Farklı bir ifadeyle insanlara bir kere daha insaniyetlerini duyurabilmeye, insan olmanın ne anlama geldiğini, yaratılışlarındaki hususiyet ve ulviyeti kavramalarını sağlamaya her zamankinden daha çok ihtiyaç vardır.
Hiddet ve şiddetlerin, kin ve nefretlerin kırılmasını, dünyaya sevgi ve huzur atmosferinin hâkim olmasını istiyorsak, insanlığı, potansiyel insaniyet seviyesinden gerçek insanlık seviyesine yükseltmenin yollarını aramalıyız.
Bediüzzaman’ın ifadesiyle iman, kendi içinde manevî bir tuba-i Cennet çekirdeği taşırken, küfür ise manevi bir zakkum-u Cehennem tohumunu saklıyor.” (Yol Bu Erkân Bu)
3. İnsandaki potansiyelin ortaya çıkarılabilmesinin yolu ancak imanın varlığı ve ondaki derinleşme ile mümkündür.
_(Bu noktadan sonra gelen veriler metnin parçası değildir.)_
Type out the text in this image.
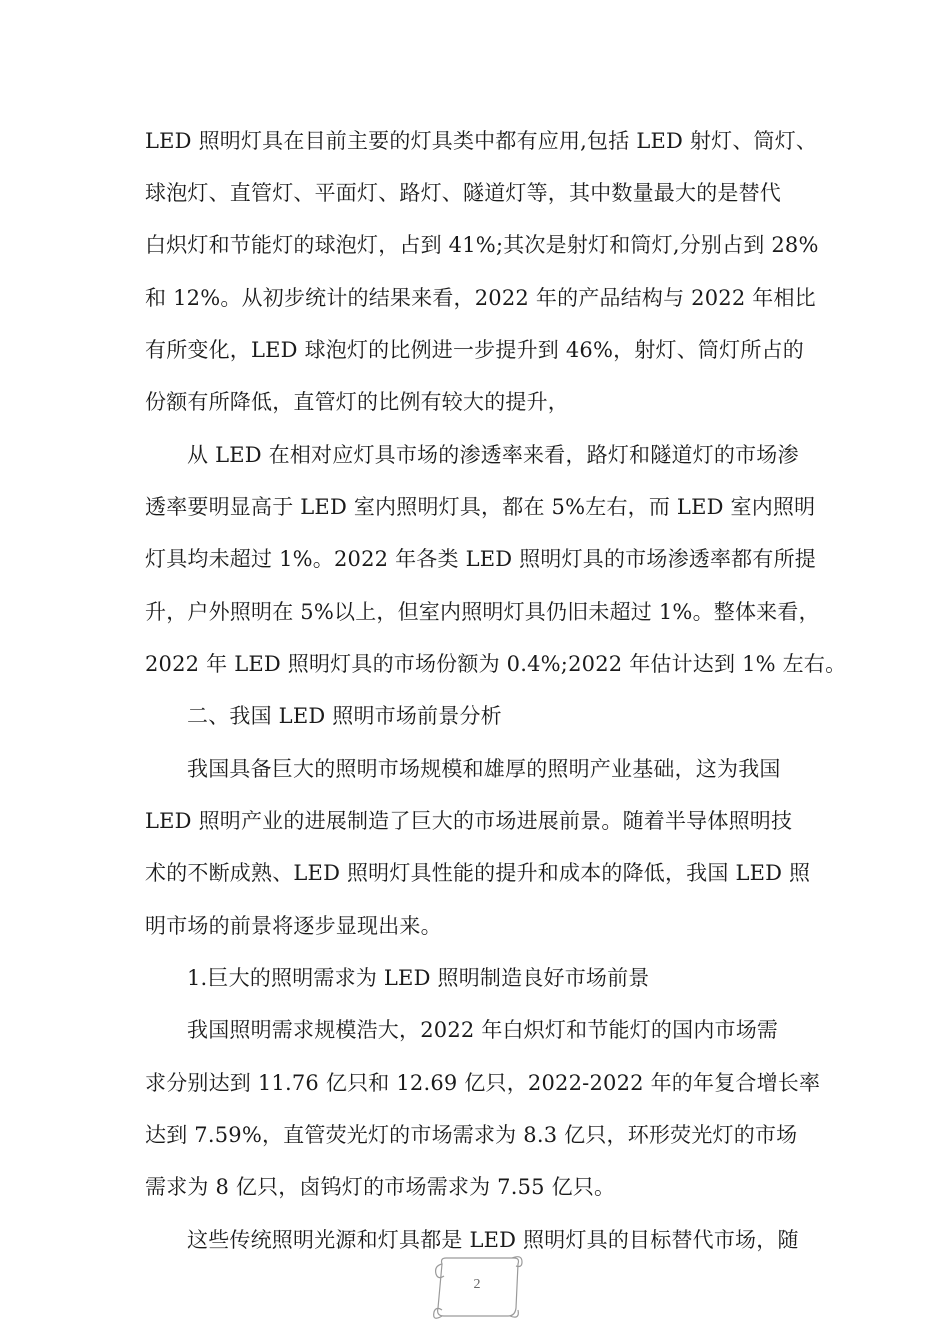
LED 照明灯具在目前主要的灯具类中都有应用,包括 LED 射灯、筒灯、
球泡灯、直管灯、平面灯、路灯、隧道灯等，其中数量最大的是替代
白炽灯和节能灯的球泡灯，占到 41%;其次是射灯和筒灯,分别占到 28%
和 12%。从初步统计的结果来看，2022 年的产品结构与 2022 年相比
有所变化，LED 球泡灯的比例进一步提升到 46%，射灯、筒灯所占的
份额有所降低，直管灯的比例有较大的提升，
从 LED 在相对应灯具市场的渗透率来看，路灯和隧道灯的市场渗
透率要明显高于 LED 室内照明灯具，都在 5%左右，而 LED 室内照明
灯具均未超过 1%。2022 年各类 LED 照明灯具的市场渗透率都有所提
升，户外照明在 5%以上，但室内照明灯具仍旧未超过 1%。整体来看，
2022 年 LED 照明灯具的市场份额为 0.4%;2022 年估计达到 1% 左右。
二、我国 LED 照明市场前景分析
我国具备巨大的照明市场规模和雄厚的照明产业基础，这为我国
LED 照明产业的进展制造了巨大的市场进展前景。随着半导体照明技
术的不断成熟、LED 照明灯具性能的提升和成本的降低，我国 LED 照
明市场的前景将逐步显现出来。
1.巨大的照明需求为 LED 照明制造良好市场前景
我国照明需求规模浩大，2022 年白炽灯和节能灯的国内市场需
求分别达到 11.76 亿只和 12.69 亿只，2022-2022 年的年复合增长率
达到 7.59%，直管荧光灯的市场需求为 8.3 亿只，环形荧光灯的市场
需求为 8 亿只，卤钨灯的市场需求为 7.55 亿只。
这些传统照明光源和灯具都是 LED 照明灯具的目标替代市场，随
2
Hakiki imanı elde etmeden insanın dünyevilikten çıkıp ötelere talip olması mümkün değildir:
“Adanmış ruhlara düşen diğer bir sorumluluk da himmetlerini iman hizmetine yoğunlaştırmak suretiyle bu tuba-i Cennet çekirdeğinin büyümesini, inkişaf etmesini, her tarafa dal budak salmasını; bunun yanında zakkum-u Cehennem tohumunun da çürüyüp yok olmasını sağlamaktır.
Farklı bir ifadeyle insanları surî, şeklî, taklidî ve cismânî Müslümanlıktan alıp kalbî ve ruhî hayata yükseltmektir. Böylece onlar ahsen-i takvime mazhariyetin sırrını kavrayacak, imanın zevkine erecek, güzel görecek, güzel düşünecek, hep güzellikler arkasında koşacak ve daha dünyada iken gönüllerinde cenneti yaşayacaklardır. “Allah var gam yok” diyen insanlar, hayatın sıkıntıları karşısında kendilerini salmayacak, değişik endişe ve korku girdapları içerisinde kaybolmayacaklardır.” (Yol Bu Erkân Bu)
İnşallah sonraki yazıda devam edelim…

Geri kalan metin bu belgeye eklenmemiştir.